Another significant way to enable social distancing and improving efficiency is re-engineering the way we have been using hospital spaces. Moving registration, history taking, insurance procedures and health education to patients’ homes can significantly reduce their time at the hospital, which again will enhance the throughput.

And finally, integrating tele-consultation into regular care giving is an imperative to increase the capacities. Hospitals must also shift eyecare services to vision centres where possible. Lack of transportation and accessibility are common concerns, which makes vision centres more accessible than secondary or tertiary eye hospitals. Investment in primary eyecare (vision centres) is critical to ensure accessible eyecare for all.

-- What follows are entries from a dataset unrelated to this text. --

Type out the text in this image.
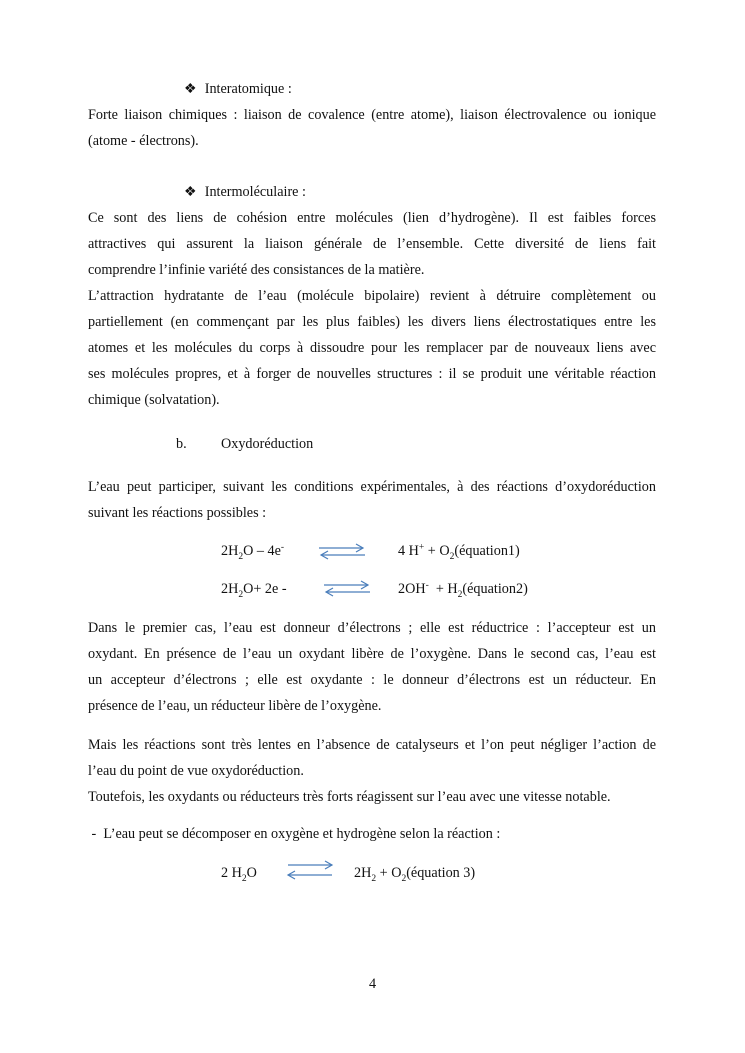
❖ Interatomique :
Forte liaison chimiques : liaison de covalence (entre atome), liaison électrovalence ou ionique
(atome - électrons).
❖ Intermoléculaire :
Ce sont des liens de cohésion entre molécules (lien d’hydrogène). Il est faibles forces
attractives qui assurent la liaison générale de l’ensemble. Cette diversité de liens fait
comprendre l’infinie variété des consistances de la matière.
L’attraction hydratante de l’eau (molécule bipolaire) revient à détruire complètement ou
partiellement (en commençant par les plus faibles) les divers liens électrostatiques entre les
atomes et les molécules du corps à dissoudre pour les remplacer par de nouveaux liens avec
ses molécules propres, et à forger de nouvelles structures : il se produit une véritable réaction
chimique (solvatation).
b. Oxydoréduction
L’eau peut participer, suivant les conditions expérimentales, à des réactions d’oxydoréduction
suivant les réactions possibles :
$2H_2O - 4e^-$	4 $H^+ + O_2(équation1)$
$2H_2O+ 2e$ -	$2OH^- + H_2(équation2)$
Dans le premier cas, l’eau est donneur d’électrons ; elle est réductrice : l’accepteur est un
oxydant. En présence de l’eau un oxydant libère de l’oxygène. Dans le second cas, l’eau est
un accepteur d’électrons ; elle est oxydante : le donneur d’électrons est un réducteur. En
présence de l’eau, un réducteur libère de l’oxygène.
Mais les réactions sont très lentes en l’absence de catalyseurs et l’on peut négliger l’action de
l’eau du point de vue oxydoréduction.
Toutefois, les oxydants ou réducteurs très forts réagissent sur l’eau avec une vitesse notable.
-  L’eau peut se décomposer en oxygène et hydrogène selon la réaction :
2 $H_2O$ ⇌ $2H_2$ + $O_2(équation$ 3)
4
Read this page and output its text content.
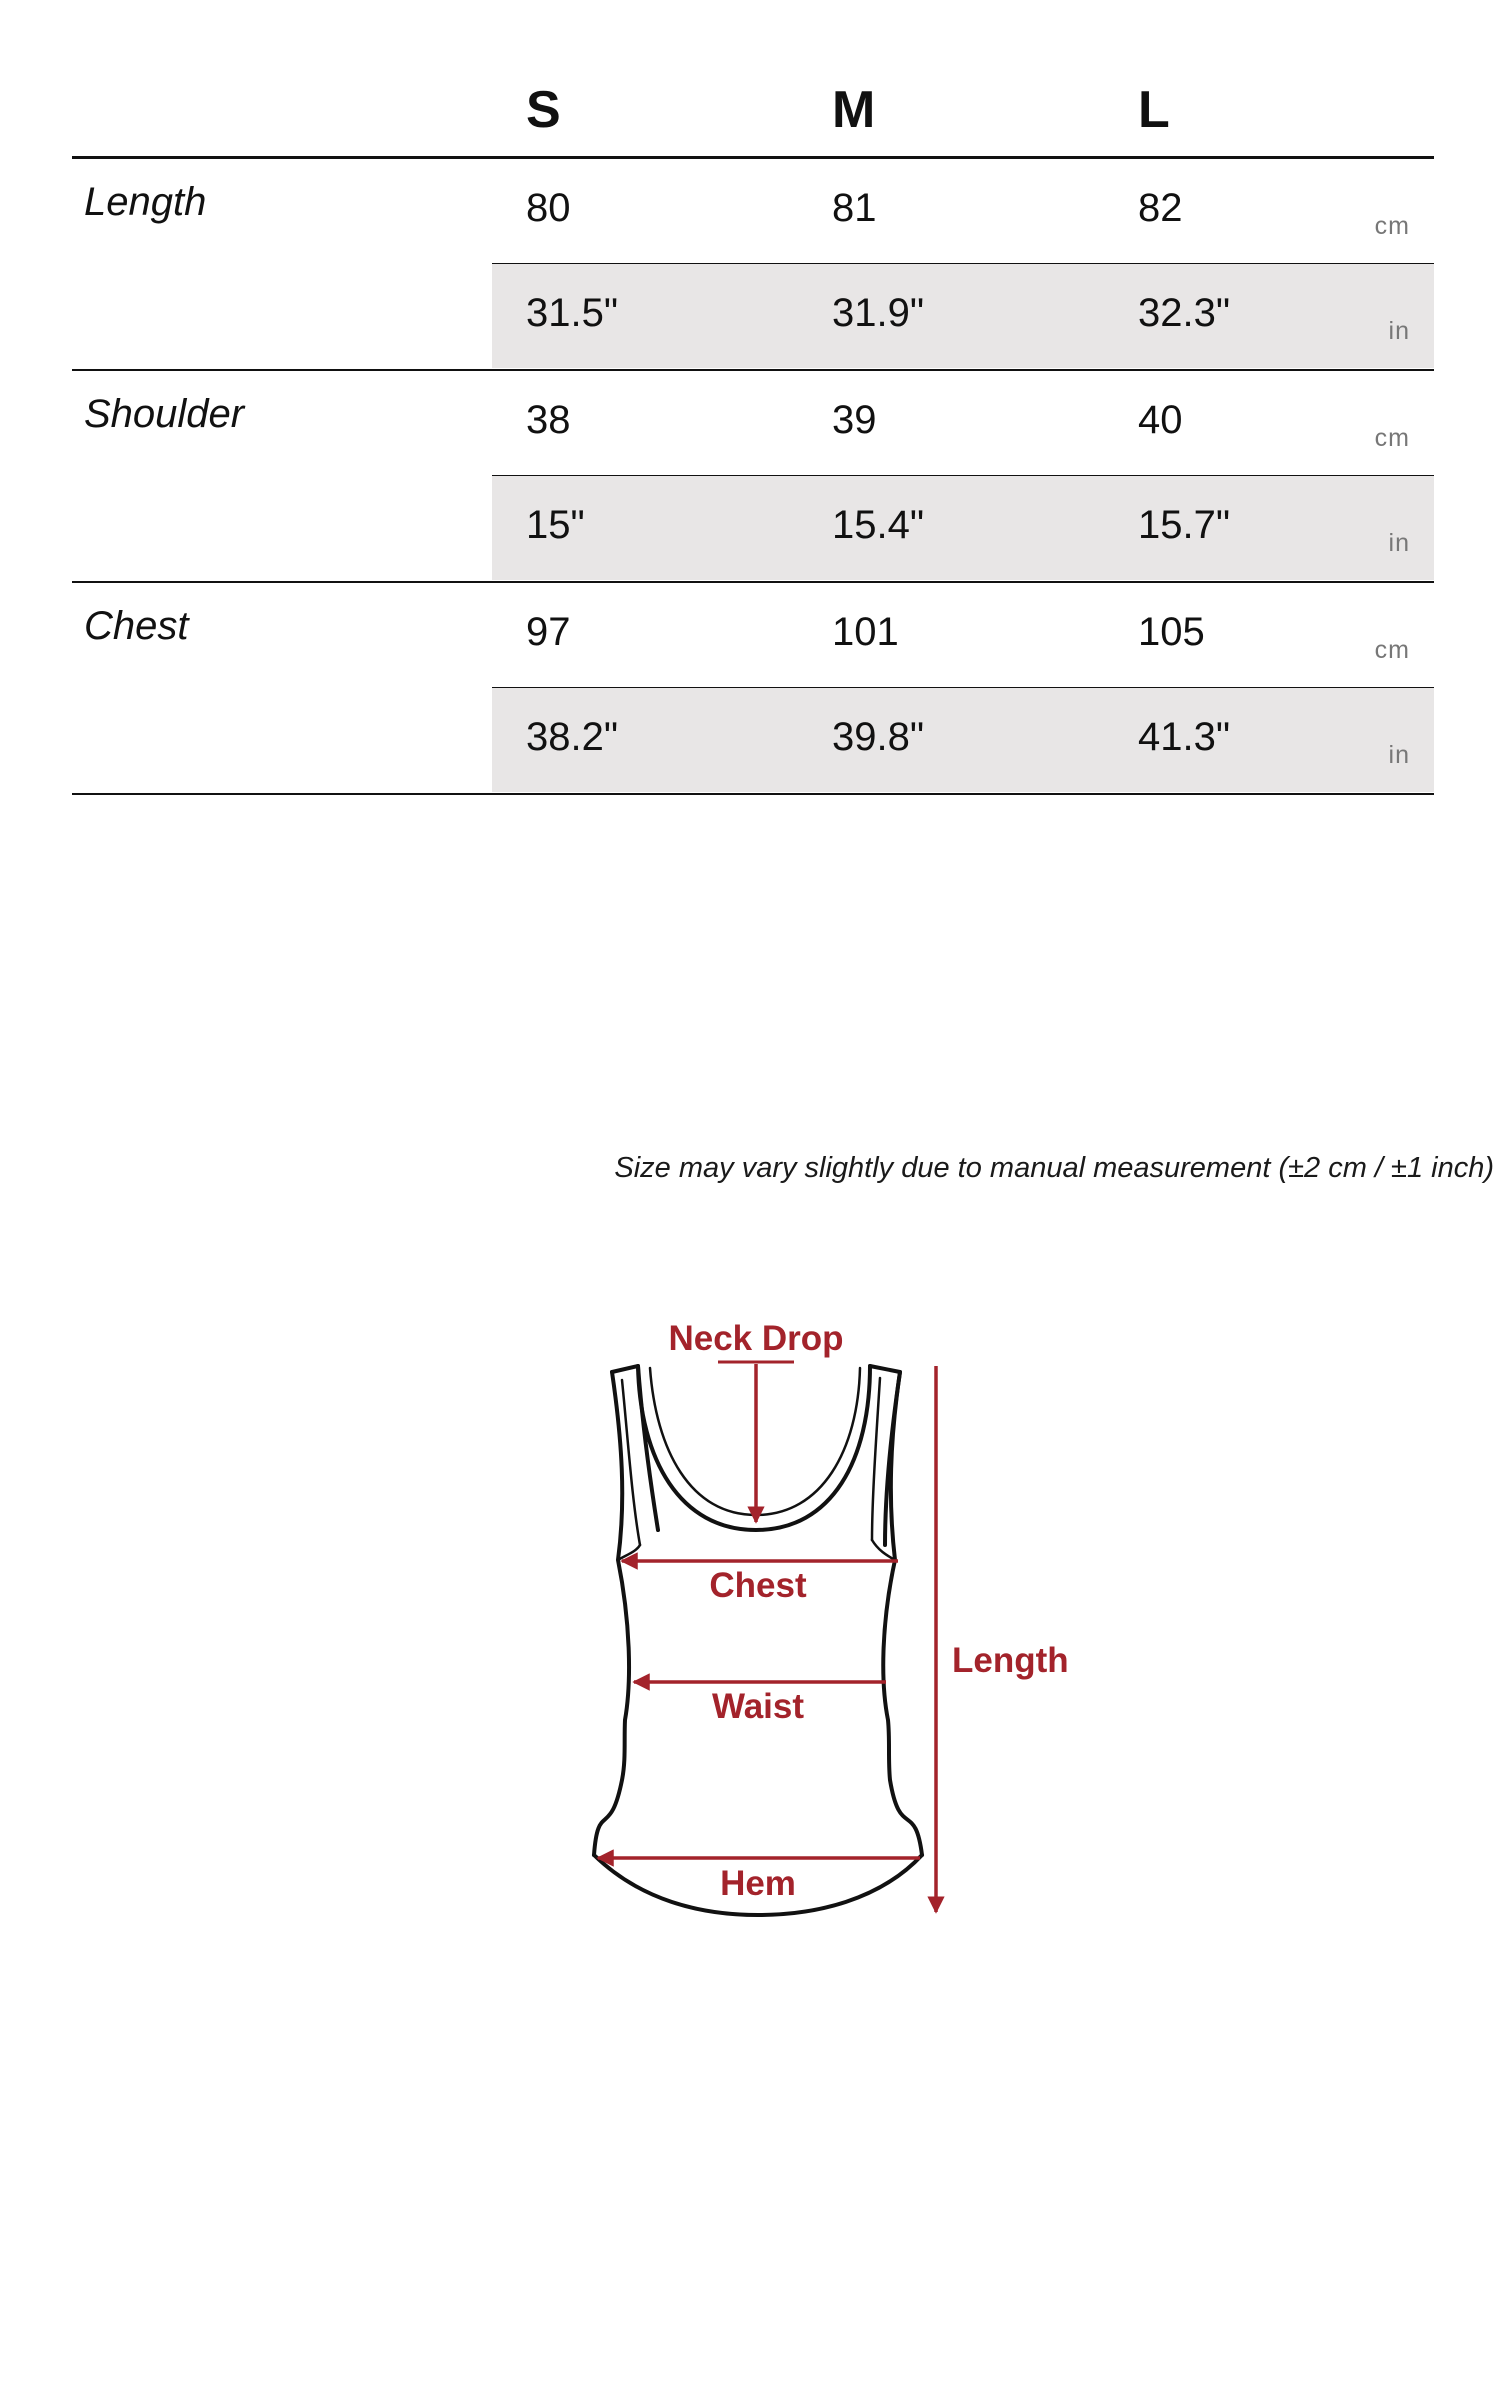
S	M	L
Length	80	81	82	cm
31.5"	31.9"	32.3"	in
Shoulder	38	39	40	cm
15"	15.4"	15.7"	in
Chest	97	101	105	cm
38.2"	39.8"	41.3"	in
Size may vary slightly due to manual measurement (±2 cm / ±1 inch)
Neck Drop
Chest
Waist
Hem
Length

Adopting these measures can have significant impact in enhancing capacities by as much as 20-30 per cent as a conservative estimate and doubling of capacities as highball estimate. Needless to say, this will help hospitals increase new patient intake and enhance revenues. If we do things right, we can increase the patient flow to anything between 1.2 – 1.5 times the pre-COVID era and attain the pre-decided yearly financial goals by the end of 2020.

Eyecare fraternity should also consider innovations at the demand side. We need to reverse the ownership of eye health back to communities, schools and industries. As care-receiving stakeholders take ownership of their eye health, we can expect reduced need for outreach and enable sustainable demand for eye care.

The pandemic hasn’t affected the need of eyecare services. It has, in fact, given the eyecare ecosystem a rationale to re-imagine its approaches and bring about a paradigm shift in how we collectively envision eye health in India.